Charlotte Angas Scott in Bryn Mawr

A proof of Noether's fundamental theorem
Mathematische Annalen, Vol. 52 (1899), 593-597

Introduction

Noether's theorem, that under certain conditions as to behaviour at a point of intersection that is multiple on one or both of the curves, any curve F through the intersection of two curves U, V, has an equation of the form

BU + AV = 0,

is of such importance in an extensive field of algebraic investigation that the numerous papers dealing with it have all been devoted to the algebraic proof. This theorem, discovered in the course of, and developed for the sake of, purely algebraic researches, is not however tabooed to the geometer. If analytical geometry is to stake out its claim in the regions recently discovered by analysts, Noether's fundamental theorem must be established in a geometrical manner; but it does not appear that any simple proof depending on geometrical conceptions has yet been given. Cayley regarded the theorem as intuitive, for simple intersections. Zeuthen's proof depends on an elaborate determination of the number of conditions imposed by the intersections of two curves, when these are simple, the case of multiple intersections being then deduced by the somewhat dangerous process of proceeding to the limit.

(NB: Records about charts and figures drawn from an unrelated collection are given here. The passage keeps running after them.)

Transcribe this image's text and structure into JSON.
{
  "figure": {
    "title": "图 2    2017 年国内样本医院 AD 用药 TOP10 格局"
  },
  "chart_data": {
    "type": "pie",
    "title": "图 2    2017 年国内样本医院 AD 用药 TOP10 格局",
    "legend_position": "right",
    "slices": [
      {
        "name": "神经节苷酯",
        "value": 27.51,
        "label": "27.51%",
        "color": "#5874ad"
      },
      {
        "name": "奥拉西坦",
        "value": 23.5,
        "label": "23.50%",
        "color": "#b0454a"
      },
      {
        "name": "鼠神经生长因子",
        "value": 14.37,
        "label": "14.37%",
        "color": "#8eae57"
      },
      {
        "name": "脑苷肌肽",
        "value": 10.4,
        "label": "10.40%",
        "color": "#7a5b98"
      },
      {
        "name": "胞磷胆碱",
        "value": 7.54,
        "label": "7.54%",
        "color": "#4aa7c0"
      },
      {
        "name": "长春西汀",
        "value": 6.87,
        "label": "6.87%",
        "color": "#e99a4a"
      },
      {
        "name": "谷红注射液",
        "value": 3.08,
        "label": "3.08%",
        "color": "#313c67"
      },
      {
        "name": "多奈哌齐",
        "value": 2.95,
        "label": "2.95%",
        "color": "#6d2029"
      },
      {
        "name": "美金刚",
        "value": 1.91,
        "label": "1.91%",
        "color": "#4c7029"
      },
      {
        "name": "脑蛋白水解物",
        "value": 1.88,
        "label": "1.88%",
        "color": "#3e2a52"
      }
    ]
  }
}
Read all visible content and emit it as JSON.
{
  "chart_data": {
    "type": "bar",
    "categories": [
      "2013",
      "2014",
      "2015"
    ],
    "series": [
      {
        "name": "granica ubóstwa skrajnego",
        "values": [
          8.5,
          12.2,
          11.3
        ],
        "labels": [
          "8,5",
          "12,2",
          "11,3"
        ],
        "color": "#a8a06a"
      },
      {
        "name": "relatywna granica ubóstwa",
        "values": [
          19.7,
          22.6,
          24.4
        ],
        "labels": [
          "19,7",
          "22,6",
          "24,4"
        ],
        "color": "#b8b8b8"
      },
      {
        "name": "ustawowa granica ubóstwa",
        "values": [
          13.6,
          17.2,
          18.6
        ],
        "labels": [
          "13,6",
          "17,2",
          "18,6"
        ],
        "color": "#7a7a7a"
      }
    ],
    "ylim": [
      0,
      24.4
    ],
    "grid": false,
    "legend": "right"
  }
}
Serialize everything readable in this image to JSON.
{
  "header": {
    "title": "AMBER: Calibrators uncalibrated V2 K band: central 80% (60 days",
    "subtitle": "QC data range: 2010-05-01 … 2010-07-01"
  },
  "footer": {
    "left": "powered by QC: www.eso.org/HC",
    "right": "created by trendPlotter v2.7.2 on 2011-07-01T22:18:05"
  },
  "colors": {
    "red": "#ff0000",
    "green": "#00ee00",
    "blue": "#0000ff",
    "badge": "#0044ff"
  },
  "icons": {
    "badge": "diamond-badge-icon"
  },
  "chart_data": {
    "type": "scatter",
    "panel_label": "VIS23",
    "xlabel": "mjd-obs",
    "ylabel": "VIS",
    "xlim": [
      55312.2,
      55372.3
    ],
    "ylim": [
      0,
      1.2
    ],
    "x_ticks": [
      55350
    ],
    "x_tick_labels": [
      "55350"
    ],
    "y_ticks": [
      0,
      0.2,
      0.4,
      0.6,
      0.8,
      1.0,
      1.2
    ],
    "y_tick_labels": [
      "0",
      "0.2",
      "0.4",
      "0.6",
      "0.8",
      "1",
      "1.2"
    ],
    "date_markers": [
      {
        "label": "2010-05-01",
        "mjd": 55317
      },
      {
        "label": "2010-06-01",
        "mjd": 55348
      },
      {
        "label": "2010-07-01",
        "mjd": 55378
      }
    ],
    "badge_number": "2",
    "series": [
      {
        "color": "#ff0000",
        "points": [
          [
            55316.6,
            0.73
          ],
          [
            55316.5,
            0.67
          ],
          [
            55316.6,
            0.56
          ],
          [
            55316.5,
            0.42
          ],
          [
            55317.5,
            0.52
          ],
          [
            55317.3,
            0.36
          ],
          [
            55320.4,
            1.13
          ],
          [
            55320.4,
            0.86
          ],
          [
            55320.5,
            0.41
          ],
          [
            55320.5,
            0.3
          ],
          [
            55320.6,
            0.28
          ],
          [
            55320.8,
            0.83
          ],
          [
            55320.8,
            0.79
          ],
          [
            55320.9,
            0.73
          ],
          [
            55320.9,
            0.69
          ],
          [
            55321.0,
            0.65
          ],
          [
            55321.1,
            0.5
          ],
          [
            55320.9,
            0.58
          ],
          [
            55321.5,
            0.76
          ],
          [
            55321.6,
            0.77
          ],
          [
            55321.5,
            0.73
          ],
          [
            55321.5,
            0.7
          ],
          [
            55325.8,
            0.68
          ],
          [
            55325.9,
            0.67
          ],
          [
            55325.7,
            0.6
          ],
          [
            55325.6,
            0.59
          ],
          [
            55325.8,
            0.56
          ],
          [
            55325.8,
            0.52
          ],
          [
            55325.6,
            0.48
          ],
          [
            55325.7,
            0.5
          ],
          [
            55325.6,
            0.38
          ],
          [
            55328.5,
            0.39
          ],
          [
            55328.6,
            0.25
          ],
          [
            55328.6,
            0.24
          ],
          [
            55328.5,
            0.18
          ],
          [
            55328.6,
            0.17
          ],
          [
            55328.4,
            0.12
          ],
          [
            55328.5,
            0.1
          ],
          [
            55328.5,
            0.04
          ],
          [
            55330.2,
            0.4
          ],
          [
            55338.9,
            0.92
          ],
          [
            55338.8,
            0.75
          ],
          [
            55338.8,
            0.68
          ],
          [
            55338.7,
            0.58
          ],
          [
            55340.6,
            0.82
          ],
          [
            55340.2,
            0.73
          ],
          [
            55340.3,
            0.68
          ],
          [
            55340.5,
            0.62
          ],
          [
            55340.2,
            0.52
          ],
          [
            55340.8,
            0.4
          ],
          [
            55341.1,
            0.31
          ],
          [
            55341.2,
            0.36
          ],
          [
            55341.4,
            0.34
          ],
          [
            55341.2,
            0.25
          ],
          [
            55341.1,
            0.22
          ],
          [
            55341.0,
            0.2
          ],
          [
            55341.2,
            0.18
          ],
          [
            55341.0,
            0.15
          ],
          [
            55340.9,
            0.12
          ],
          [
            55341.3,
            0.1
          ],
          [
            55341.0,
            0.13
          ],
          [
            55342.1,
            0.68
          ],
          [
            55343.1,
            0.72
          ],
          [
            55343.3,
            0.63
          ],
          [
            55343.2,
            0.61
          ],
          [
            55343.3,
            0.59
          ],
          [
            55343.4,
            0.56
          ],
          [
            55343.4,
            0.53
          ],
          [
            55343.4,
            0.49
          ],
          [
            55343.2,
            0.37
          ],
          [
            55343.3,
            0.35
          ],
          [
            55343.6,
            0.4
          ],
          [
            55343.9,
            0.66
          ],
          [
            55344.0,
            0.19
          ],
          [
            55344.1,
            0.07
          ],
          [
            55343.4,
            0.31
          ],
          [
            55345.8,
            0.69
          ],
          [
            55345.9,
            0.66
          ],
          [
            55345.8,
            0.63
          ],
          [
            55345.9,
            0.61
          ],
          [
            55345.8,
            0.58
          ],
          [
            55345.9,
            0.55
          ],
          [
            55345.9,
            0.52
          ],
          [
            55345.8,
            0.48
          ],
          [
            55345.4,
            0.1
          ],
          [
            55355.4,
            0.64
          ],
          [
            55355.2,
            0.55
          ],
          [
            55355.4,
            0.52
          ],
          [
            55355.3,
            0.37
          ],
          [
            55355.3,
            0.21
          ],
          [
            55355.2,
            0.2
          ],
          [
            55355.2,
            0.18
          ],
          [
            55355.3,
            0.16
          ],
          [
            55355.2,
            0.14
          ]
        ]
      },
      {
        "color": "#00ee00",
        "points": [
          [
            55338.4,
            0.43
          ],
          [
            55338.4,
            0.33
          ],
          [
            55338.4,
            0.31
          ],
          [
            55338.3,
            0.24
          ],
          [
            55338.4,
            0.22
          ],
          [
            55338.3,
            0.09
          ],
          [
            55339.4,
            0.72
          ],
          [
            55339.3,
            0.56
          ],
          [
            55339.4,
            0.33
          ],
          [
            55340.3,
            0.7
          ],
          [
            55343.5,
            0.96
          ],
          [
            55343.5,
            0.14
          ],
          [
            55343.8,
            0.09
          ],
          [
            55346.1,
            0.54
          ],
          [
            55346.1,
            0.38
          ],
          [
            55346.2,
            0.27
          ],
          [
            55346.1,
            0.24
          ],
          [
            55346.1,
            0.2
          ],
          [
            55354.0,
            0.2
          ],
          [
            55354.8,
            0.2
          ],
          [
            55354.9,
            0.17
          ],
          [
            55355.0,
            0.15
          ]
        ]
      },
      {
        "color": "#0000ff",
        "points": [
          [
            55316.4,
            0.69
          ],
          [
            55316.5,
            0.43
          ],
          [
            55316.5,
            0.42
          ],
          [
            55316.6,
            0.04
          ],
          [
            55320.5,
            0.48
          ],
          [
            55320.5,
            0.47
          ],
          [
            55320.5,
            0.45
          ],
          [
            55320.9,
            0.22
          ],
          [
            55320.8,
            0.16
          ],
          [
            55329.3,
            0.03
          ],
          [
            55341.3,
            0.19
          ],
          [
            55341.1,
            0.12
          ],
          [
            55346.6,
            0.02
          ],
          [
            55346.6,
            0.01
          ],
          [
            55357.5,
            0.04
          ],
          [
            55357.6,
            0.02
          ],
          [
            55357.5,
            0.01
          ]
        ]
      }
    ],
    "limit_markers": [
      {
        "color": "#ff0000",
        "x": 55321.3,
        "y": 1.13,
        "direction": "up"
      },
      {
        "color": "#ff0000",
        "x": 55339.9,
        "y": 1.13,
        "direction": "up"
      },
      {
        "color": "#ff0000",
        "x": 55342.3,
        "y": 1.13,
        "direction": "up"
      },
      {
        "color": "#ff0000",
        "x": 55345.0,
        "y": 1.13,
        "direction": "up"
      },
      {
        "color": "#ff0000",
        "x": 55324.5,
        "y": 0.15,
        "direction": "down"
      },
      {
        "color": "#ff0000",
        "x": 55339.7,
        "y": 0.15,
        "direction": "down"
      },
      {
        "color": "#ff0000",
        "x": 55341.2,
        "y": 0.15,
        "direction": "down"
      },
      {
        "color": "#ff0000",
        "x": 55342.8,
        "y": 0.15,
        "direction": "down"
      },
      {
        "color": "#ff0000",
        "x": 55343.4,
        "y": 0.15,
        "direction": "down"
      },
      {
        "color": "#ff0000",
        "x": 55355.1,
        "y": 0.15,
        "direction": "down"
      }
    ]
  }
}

If the theorem can be established independently, it affords a satisfactory and immediate determination of the number of conditions imposed by the points common to two curves, and simplifies the proofs of various theorems relating to the intersections of curves.

Most of the applications in geometry arise from the fact that all the conditions to which F must be subject at a point that is of multiplicity q, r on U, V, can be satisfied by giving F a point of multiplicity q+r–1, unless any of the branches of U, V have contact; this case is reduced to depend on the preceding by means of Cremona transformations.